The federal government funds the Primate Research
Center at the University of California, Davis with over $81 million tax
dollars every year. At SAEN, we believe that the American public has the
right to see what they are getting for this money.
As these protocols reveal, this money funds little
more than brutality to the animals involved in the experimentation.
Primates are maintained in a state of paralysis for as much as 72 hours.
Restraining bars, recording cylinders, and electrodes are attached to
the skulls of macaque monkeys. Behavioral training methods confine
primates to restraint chairs and deprive them of water. Sensory
deprivation occurs just before animals are killed and their brains
harvested.
As these protocols are read, the details begin to
sound more like methods of torture than science.

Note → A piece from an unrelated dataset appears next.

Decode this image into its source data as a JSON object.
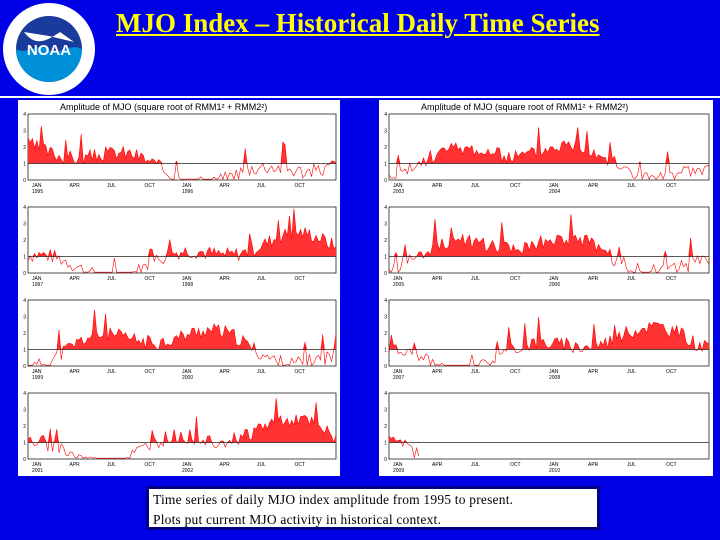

Many of these abuses
take place during neurological studies which purport to examine how the
brain processes sensory information. This is likely the most duplicated
area of experimentation in the U.S. with over 175 separate projects
examining this area (nationally) at a cost of over $70 million per year.

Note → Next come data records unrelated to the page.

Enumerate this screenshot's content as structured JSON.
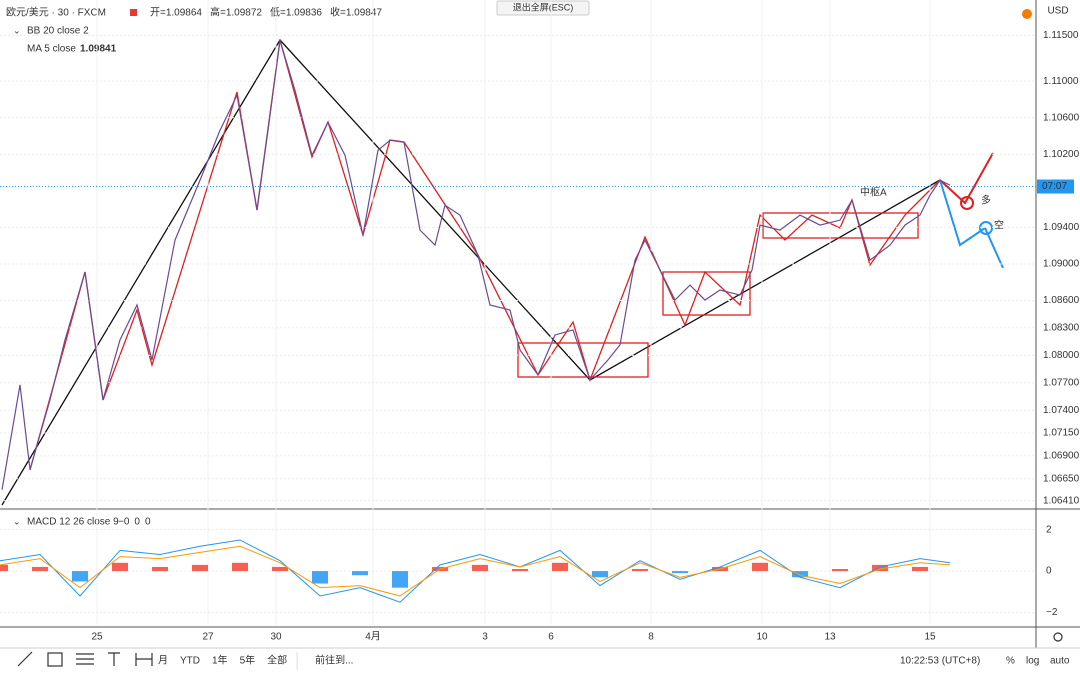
{
  "header": {
    "symbol": "欧元/美元 · 30 · FXCM",
    "ohlc": [
      "开=1.09864",
      "高=1.09872",
      "低=1.09836",
      "收=1.09847"
    ],
    "indicator_1": "BB 20 close 2",
    "indicator_2": "MA 5 close",
    "indicator_2_value": "1.09841",
    "exit_fullscreen": "退出全屏(ESC)",
    "currency": "USD"
  },
  "annotations": {
    "pivot": "中枢A",
    "long": "多",
    "short": "空"
  },
  "chart_data": [
    {
      "type": "line",
      "color": "#6a4c93",
      "x": [
        1,
        10,
        15,
        25,
        32.5,
        42.5,
        51.5,
        60,
        68.5,
        76,
        87.5,
        100,
        110,
        118.5,
        128.5,
        134,
        140,
        147.5,
        156,
        164,
        172.5,
        181.5,
        189,
        195,
        202,
        210,
        217.5,
        222.5,
        230,
        239,
        245,
        255,
        260,
        269,
        277.5,
        286.5,
        295,
        304,
        310,
        317.5,
        322.5,
        330,
        337.5,
        345,
        352.5,
        360,
        370,
        376,
        380,
        390,
        400,
        410,
        420,
        426,
        435,
        445,
        452.5,
        460,
        465,
        470,
        475
      ],
      "values": [
        1.0653,
        1.07677,
        1.06749,
        1.07513,
        1.08169,
        1.08911,
        1.07513,
        1.08169,
        1.08551,
        1.07951,
        1.09261,
        1.09916,
        1.10462,
        1.10845,
        1.09589,
        1.10462,
        1.11445,
        1.10899,
        1.10189,
        1.1055,
        1.10189,
        1.09315,
        1.10244,
        1.10353,
        1.10331,
        1.0937,
        1.09206,
        1.09643,
        1.09534,
        1.09097,
        1.08551,
        1.08496,
        1.08059,
        1.07786,
        1.08223,
        1.08278,
        1.07732,
        1.0795,
        1.08114,
        1.09042,
        1.09261,
        1.08933,
        1.08605,
        1.08769,
        1.08605,
        1.08715,
        1.0866,
        1.08933,
        1.09425,
        1.0937,
        1.09534,
        1.09425,
        1.09479,
        1.09698,
        1.09042,
        1.09206,
        1.09425,
        1.09534,
        1.09752,
        1.09916,
        1.09862
      ],
      "xlim": [
        0,
        518
      ],
      "ylim": [
        1.0633,
        1.118
      ],
      "xticks": [
        {
          "value": 48.5,
          "label": "25"
        },
        {
          "value": 104,
          "label": "27"
        },
        {
          "value": 138,
          "label": "30"
        },
        {
          "value": 186.5,
          "label": "4月"
        },
        {
          "value": 242.5,
          "label": "3"
        },
        {
          "value": 275.5,
          "label": "6"
        },
        {
          "value": 325.5,
          "label": "8"
        },
        {
          "value": 381,
          "label": "10"
        },
        {
          "value": 415,
          "label": "13"
        },
        {
          "value": 465,
          "label": "15"
        }
      ],
      "yticks": [
        {
          "value": 1.115,
          "label": "1.11500"
        },
        {
          "value": 1.11,
          "label": "1.11000"
        },
        {
          "value": 1.106,
          "label": "1.10600"
        },
        {
          "value": 1.102,
          "label": "1.10200"
        },
        {
          "value": 1.094,
          "label": "1.09400"
        },
        {
          "value": 1.09,
          "label": "1.09000"
        },
        {
          "value": 1.086,
          "label": "1.08600"
        },
        {
          "value": 1.083,
          "label": "1.08300"
        },
        {
          "value": 1.08,
          "label": "1.08000"
        },
        {
          "value": 1.077,
          "label": "1.07700"
        },
        {
          "value": 1.074,
          "label": "1.07400"
        },
        {
          "value": 1.0715,
          "label": "1.07150"
        },
        {
          "value": 1.069,
          "label": "1.06900"
        },
        {
          "value": 1.0665,
          "label": "1.06650"
        },
        {
          "value": 1.0641,
          "label": "1.06410"
        }
      ],
      "last_price": 1.09847,
      "last_price_label": "07:07",
      "grid": true
    },
    {
      "type": "macd",
      "title": "MACD 12 26 close 9",
      "legend_values": [
        {
          "label": "−0",
          "color": "#2196f3"
        },
        {
          "label": "0",
          "color": "#ff9800"
        },
        {
          "label": "0",
          "color": "#f44336"
        }
      ],
      "x": [
        0,
        20,
        40,
        60,
        80,
        100,
        120,
        140,
        160,
        180,
        200,
        220,
        240,
        260,
        280,
        300,
        320,
        340,
        360,
        380,
        400,
        420,
        440,
        460,
        475
      ],
      "series": [
        {
          "name": "MACD",
          "color": "#2196f3",
          "values": [
            0.5,
            0.8,
            -1.2,
            1.0,
            0.8,
            1.2,
            1.5,
            0.5,
            -1.2,
            -0.8,
            -1.5,
            0.3,
            0.8,
            0.2,
            1.0,
            -0.7,
            0.5,
            -0.4,
            0.2,
            1.0,
            -0.3,
            -0.8,
            0.2,
            0.6,
            0.4
          ]
        },
        {
          "name": "Signal",
          "color": "#ff9800",
          "values": [
            0.3,
            0.6,
            -0.8,
            0.7,
            0.6,
            0.9,
            1.2,
            0.4,
            -0.8,
            -0.7,
            -1.2,
            0.1,
            0.6,
            0.2,
            0.7,
            -0.5,
            0.4,
            -0.3,
            0.1,
            0.7,
            -0.2,
            -0.6,
            0.1,
            0.4,
            0.3
          ]
        },
        {
          "name": "Histogram",
          "color": "#f44336",
          "negative_color": "#2196f3",
          "values": [
            0.3,
            0.2,
            -0.5,
            0.4,
            0.2,
            0.3,
            0.4,
            0.2,
            -0.6,
            -0.2,
            -0.8,
            0.2,
            0.3,
            0.1,
            0.4,
            -0.3,
            0.1,
            -0.1,
            0.2,
            0.4,
            -0.3,
            0.1,
            0.3,
            0.2,
            0.0
          ]
        }
      ],
      "xlim": [
        0,
        518
      ],
      "ylim": [
        -2.6,
        2.85
      ],
      "yticks": [
        2,
        0,
        {
          "value": -2,
          "label": "−2"
        }
      ],
      "grid": true
    }
  ],
  "bottom_bar": {
    "ranges": [
      "月",
      "YTD",
      "1年",
      "5年",
      "全部"
    ],
    "goto": "前往到...",
    "clock": "10:22:53 (UTC+8)",
    "percent": "%",
    "log": "log",
    "auto": "auto"
  }
}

In other words, these protocols at UC Davis are nothing out of the
ordinary; they are being duplicated at dozens of laboratories across the
U.S.
Rats, mice, birds, amphibians and other animals have
been excluded from coverage by the Animal Welfare Act. Therefore research
facility reports do not include these animals. As a result of this
situation, a blank report, or one with few animals listed, does not mean
that a facility has not performed experiments on non-reportable animals. A
blank form does mean that the facility in question has not used covered
animals (primates, dogs, cats, rabbits, guinea pigs, hamsters, pigs,
sheep, goats, etc.). Rats and mice alone are believed to comprise over 90%
of the animals used in experimentation. Therefore the majority of animals
used at research facilities are not even counted.